Earlier this year, a troubling report came out where former Facebook contractors claimed that they were given orders to manipulate the trending topics and articles that Facebook presents to its users. More specifically, these contractors claimed that Facebook wanted them to not only remove some political articles from conservative sources, but additionally they were told to inject some articles into the trending section even though these articles hadn’t generated enough interest to trend organically.
The idea that social media sites like Facebook and Twitter might be ‘curating’ their Trending Topics instead of letting them trend organically isn’t new. Personally, I’ve noticed that many topics and links seem to trend on Twitter without seemingly having the engagement levels they would need to trend organically. This seemed to intensify as we neared the election in November, I noticed multiple political articles from The New York Times trending almost daily, while no other news source could get even one political article to trend regularly. Other topics would be trending with only a dozen or so tweets, which seems impossible.
— Rakesh Kumar (@rakeshzin) December 8, 2016
All of this helps create the suspicion that maybe the ‘trending’ topics we are getting on social media sites are actually being curated for us by not the users, but the people running those sites. Add to this issue the latest flack over ‘fake news’. Whenever you see the term ‘fake news’ it typically refers to websites that run stories making claims that either cannot be substantiated, or are ‘sourced’ by websites or organizations that don’t actually exist. Sometimes the claims are outright lies, all are designed to get clicks. Even this phenomenon can have grey areas. If a supposedly political website makes a bizarre claim about Trump that they source via a fictional newspaper, that’s pretty clearly fake news. But if CNN takes a Trump quote from a rally out of context to present a point of view that they know Trump didn’t intend, is that fake news? It can get murky sometimes to know what ‘news’ is news, and what is ‘fake’.
Recently, Facebook announced that it was going to start leaning on outside sources to help it decide what is and is not ‘fake news’. Facebook wants to first make it much easier for its users to flag and report news that it feels is ‘fake’. If an article gets enough flags, it will then be sent to an editorial board for review. Facebook has recently said that representatives from groups such as Snopes, the Associated Press, Politifact, and ABC News would then review the articles and decide if they should be banned or not from Facebook.

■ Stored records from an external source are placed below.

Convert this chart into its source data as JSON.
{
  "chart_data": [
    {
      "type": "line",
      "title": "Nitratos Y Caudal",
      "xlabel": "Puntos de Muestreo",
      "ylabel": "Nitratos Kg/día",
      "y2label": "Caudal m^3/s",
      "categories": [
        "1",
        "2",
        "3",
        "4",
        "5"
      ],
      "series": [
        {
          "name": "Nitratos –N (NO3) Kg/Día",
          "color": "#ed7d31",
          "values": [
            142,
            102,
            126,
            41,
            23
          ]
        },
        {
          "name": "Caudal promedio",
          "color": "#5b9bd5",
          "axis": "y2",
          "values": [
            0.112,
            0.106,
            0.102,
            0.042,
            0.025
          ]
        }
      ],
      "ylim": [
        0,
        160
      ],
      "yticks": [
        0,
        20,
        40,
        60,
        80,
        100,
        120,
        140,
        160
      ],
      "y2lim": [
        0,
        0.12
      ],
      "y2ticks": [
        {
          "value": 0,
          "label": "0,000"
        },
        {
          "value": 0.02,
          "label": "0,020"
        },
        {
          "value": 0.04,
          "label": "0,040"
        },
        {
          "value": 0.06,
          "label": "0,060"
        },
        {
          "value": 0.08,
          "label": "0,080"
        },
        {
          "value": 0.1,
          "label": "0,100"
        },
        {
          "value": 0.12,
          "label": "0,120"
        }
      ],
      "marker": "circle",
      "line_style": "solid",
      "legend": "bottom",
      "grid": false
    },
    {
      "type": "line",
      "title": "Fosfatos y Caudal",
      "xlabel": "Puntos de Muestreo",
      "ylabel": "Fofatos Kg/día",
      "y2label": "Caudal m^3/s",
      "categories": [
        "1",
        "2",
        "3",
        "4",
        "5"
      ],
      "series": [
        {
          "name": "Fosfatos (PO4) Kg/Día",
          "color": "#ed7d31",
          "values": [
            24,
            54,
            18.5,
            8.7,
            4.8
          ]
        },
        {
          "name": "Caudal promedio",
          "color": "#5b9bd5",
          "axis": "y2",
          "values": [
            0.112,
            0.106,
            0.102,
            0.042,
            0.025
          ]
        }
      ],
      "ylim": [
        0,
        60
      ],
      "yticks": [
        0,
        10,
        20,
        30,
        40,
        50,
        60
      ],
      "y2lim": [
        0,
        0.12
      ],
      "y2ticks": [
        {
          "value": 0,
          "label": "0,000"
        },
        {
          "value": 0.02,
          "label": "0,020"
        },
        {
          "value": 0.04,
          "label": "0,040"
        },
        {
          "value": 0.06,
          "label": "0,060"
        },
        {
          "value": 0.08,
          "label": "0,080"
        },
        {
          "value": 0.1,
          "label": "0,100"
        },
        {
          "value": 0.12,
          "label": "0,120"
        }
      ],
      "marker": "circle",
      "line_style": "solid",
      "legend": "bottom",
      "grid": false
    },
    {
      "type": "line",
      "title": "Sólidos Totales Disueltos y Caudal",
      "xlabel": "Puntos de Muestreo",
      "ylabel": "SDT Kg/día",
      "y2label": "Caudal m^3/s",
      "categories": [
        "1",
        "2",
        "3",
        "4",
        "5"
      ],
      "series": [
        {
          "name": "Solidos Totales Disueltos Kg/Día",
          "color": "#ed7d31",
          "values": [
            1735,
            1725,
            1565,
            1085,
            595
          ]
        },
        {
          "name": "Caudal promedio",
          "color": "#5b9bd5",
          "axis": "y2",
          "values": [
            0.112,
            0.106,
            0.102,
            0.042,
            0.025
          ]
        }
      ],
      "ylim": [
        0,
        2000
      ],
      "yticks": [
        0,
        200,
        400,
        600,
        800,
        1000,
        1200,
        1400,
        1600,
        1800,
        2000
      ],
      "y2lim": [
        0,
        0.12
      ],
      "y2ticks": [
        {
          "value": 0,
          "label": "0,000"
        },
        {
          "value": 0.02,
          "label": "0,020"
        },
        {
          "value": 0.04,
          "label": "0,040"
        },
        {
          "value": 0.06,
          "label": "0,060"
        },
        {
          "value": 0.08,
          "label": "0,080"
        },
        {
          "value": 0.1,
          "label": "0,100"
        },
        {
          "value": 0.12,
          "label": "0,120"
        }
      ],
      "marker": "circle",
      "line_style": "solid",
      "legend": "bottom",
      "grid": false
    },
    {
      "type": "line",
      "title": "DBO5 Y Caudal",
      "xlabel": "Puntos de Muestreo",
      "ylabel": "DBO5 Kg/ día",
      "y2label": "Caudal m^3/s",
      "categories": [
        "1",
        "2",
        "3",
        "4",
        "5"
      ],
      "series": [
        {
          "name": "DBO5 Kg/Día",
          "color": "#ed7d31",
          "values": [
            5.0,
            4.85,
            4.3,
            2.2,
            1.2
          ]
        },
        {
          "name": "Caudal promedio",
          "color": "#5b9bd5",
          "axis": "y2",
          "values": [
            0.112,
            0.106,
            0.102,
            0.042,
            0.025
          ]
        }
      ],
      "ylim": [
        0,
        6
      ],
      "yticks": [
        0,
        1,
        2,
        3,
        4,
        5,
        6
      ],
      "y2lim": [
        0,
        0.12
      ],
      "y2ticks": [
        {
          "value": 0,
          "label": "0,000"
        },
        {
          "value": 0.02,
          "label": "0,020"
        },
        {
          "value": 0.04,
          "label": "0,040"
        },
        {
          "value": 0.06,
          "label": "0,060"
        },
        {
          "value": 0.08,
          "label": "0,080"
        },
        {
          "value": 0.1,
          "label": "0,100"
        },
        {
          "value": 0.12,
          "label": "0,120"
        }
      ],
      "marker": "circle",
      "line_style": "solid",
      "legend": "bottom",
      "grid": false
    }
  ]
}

This potentially creates a new problem: “Who checks the fact-checkers?” Many conservatives would argue that all of the above listed sources tend to lean toward the left in their political biases. Basically, seeing that the AP, ABC News or Snopes will be helping Facebook decide what is and is not ‘fake news’ raises the same concerns for conservatives that it likely would for liberals if Fox News was doing the vetting.
All of this, whether it is ‘fake news’ or questions over trending topics, has created a bit of a trust problem for social media sites like Facebook and Twitter. It’s difficult, if not impossible to tell how topics do or do not trend. A lack of understanding leads to a lack of trust, and right now, most of us have no idea how or why Twitter and Facebook decides what topics do or do not trend. Most of us assume that the topics that the most people are talking about will be the topics that trend. Facebook and Twitter both attempt to tailor trends by taking into account what the people in your network are talking about. All of this is fine, in theory.
But if major social media sites like Twitter and Facebook want its users to trust the trending topics it shows us, they need to do a better job of being transparent about how they arrived at that list. Now, more than ever, people are more suspicious of ‘the media’ and are more likely to assume that information is being altered to further a particular slant, versus simply reporting the news and letting us decide. At this point I’m more worried about the validity of the ‘trending topics’ process, than I am the validity of the sources of information that are trending.